Modifica o Decreto nº 24.769, de 10 de outubro de 2002, que
dispõe sobre o Regime Simplificado de Recolhimento do ICMS – SIM.
O GOVERNADOR DO ESTADO, no uso
das atribuições que lhe são conferidas pelo artigo 37, inciso IV, da
Constituição Estadual, e considerando o disposto na Lei
nº 12.974, de 26 de dezembro de 2005, que altera a Lei
nº 12.159, de 28 de dezembro de 2001, que institui o Regime Simplificado de
Recolhimento do ICMS - SIM,
DECRETA:
Art. 1º O Decreto nº 24.769, de 10 de outubro de 2002, e
alterações, passa a vigorar com as seguintes modificações:
"Art.
1º..............................................................................................................

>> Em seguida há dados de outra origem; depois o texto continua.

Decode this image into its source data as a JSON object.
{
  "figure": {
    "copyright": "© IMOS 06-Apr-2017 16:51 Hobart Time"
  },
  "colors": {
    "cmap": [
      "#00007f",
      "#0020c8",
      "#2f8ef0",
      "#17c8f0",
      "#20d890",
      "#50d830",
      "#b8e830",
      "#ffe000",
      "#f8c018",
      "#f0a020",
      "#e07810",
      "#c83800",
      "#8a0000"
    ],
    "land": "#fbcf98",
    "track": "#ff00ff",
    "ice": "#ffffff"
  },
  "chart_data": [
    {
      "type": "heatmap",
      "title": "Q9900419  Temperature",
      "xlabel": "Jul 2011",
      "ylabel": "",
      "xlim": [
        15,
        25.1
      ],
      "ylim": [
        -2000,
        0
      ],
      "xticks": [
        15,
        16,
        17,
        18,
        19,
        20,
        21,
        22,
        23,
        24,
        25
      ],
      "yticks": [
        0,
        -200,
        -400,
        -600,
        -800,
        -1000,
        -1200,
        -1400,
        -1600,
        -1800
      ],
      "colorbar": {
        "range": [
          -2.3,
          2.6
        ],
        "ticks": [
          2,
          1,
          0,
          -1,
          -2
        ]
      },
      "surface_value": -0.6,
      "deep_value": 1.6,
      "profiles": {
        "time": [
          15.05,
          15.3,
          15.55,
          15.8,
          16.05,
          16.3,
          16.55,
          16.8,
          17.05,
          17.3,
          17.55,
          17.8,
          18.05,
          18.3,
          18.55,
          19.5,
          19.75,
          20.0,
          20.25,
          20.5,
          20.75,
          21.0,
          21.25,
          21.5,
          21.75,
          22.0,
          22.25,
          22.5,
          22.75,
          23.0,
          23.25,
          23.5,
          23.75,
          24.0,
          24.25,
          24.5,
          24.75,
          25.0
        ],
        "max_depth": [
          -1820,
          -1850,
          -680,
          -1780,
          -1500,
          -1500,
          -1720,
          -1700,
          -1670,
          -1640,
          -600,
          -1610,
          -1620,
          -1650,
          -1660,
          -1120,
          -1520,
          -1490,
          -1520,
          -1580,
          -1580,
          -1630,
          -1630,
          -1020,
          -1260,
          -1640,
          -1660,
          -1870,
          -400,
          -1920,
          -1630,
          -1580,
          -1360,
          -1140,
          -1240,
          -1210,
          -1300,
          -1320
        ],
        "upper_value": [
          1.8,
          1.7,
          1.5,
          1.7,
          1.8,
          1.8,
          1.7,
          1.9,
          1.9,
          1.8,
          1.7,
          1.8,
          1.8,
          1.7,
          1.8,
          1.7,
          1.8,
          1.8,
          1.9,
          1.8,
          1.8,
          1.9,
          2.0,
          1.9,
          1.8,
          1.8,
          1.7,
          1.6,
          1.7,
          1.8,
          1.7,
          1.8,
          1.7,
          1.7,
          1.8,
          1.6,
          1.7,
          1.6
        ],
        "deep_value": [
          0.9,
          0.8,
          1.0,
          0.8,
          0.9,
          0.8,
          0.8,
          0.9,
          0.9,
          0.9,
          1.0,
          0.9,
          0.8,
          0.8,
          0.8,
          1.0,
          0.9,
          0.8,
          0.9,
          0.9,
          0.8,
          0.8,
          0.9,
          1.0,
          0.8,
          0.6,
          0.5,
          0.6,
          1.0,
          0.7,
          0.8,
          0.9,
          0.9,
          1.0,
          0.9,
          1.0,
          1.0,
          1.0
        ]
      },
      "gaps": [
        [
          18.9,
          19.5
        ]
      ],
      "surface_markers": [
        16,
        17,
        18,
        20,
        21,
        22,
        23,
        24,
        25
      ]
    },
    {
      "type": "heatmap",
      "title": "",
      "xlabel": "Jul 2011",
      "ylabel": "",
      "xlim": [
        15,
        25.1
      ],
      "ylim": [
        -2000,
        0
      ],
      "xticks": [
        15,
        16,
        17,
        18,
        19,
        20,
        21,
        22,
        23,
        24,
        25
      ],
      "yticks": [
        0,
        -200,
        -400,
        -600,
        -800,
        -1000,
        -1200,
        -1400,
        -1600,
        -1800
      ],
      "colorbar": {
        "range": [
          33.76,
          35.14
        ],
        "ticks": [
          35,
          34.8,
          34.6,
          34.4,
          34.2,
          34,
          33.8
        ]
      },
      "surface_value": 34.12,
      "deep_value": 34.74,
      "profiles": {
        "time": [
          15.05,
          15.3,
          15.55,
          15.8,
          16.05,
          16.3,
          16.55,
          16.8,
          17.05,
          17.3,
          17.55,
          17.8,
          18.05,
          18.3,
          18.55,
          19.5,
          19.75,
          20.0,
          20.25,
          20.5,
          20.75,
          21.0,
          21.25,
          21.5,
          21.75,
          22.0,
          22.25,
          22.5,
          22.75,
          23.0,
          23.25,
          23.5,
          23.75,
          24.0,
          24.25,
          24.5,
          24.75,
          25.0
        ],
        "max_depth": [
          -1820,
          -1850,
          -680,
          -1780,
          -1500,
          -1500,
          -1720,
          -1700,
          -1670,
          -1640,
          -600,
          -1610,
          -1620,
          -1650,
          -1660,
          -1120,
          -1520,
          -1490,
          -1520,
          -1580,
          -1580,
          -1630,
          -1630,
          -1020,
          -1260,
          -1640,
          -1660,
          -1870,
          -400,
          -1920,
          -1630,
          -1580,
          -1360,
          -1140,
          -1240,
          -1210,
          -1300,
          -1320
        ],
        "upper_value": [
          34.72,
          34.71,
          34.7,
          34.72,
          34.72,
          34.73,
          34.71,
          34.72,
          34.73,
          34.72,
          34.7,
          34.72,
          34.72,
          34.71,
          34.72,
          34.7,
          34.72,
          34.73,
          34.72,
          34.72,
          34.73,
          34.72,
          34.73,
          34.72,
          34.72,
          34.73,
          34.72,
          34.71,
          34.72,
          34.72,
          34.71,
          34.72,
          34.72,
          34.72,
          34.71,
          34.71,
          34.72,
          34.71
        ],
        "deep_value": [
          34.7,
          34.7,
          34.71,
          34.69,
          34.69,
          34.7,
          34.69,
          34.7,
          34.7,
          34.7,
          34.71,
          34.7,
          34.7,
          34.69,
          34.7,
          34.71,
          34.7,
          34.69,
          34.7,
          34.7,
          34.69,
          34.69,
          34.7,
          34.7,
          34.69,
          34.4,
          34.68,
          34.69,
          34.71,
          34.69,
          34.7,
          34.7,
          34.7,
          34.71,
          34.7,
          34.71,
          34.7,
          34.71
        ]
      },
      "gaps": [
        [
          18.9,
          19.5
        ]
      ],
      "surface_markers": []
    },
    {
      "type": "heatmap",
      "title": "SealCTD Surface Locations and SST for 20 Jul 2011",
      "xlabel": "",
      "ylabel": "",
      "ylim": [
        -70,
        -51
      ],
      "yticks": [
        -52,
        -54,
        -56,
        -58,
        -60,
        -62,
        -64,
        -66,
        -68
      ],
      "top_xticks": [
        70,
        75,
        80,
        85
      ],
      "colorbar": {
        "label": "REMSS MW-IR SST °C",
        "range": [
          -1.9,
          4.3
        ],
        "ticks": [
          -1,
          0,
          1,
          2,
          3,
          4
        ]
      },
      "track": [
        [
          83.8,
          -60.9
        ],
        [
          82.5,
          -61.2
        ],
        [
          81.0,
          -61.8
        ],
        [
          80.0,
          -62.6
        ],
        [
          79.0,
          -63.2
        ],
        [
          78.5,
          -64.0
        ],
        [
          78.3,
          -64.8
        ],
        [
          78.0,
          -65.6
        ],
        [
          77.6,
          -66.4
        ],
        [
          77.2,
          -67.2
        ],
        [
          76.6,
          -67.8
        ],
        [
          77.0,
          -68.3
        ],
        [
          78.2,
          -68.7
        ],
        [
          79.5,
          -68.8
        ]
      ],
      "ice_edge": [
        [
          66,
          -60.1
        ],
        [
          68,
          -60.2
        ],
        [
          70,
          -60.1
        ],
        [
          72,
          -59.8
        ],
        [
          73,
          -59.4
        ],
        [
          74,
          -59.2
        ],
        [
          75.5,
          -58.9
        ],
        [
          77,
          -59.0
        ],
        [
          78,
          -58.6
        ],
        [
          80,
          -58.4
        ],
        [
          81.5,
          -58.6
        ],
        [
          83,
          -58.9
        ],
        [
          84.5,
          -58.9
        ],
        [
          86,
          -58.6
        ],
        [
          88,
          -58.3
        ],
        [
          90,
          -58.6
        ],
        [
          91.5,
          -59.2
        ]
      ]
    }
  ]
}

..........................................................................................................................
§ 1º Para
efeito do disposto neste Decreto, considera-se:
I - receita
bruta anual: aquela decorrente de operações e prestações realizadas no
respectivo ano-base, vinculadas ao ICMS, observando-se o seguinte (Lei nº 12.256, de 19.08.2002):
a) ficam
excluídos os seguintes valores (Lei nº 12.256, de
19.08.2002):
........................................................................................................................
5. a partir
de 01 de janeiro de 2006, das saídas de mercadoria isenta ou não-tributada, nos
termos da legislação tributária, apenas para efeito de enquadramento na faixa
de recolhimento obtida conforme disposto no § 2º, IV (Lei
nº 12.974, de 26.12.2005); (ACR)
..........................................................................................................................
II - volume
anual de entradas de mercadoria: o somatório das aquisições de mercadoria para
comercialização ou industrialização, tributadas ou não, realizadas no ano-base,
excluídos os seguintes valores (Lei nº 12.256, de
19.08.2002, e nº 12.522, de 30.12.2003):
..........................................................................................................................
d) a partir
de 01 de janeiro de 2006, das entradas de mercadoria isenta ou não-tributada,
nos termos da legislação tributária, apenas para efeito de enquadramento na
faixa de recolhimento obtida conforme disposto no § 2º, IV (Lei nº 12.974, de 26.12.2005); (ACR)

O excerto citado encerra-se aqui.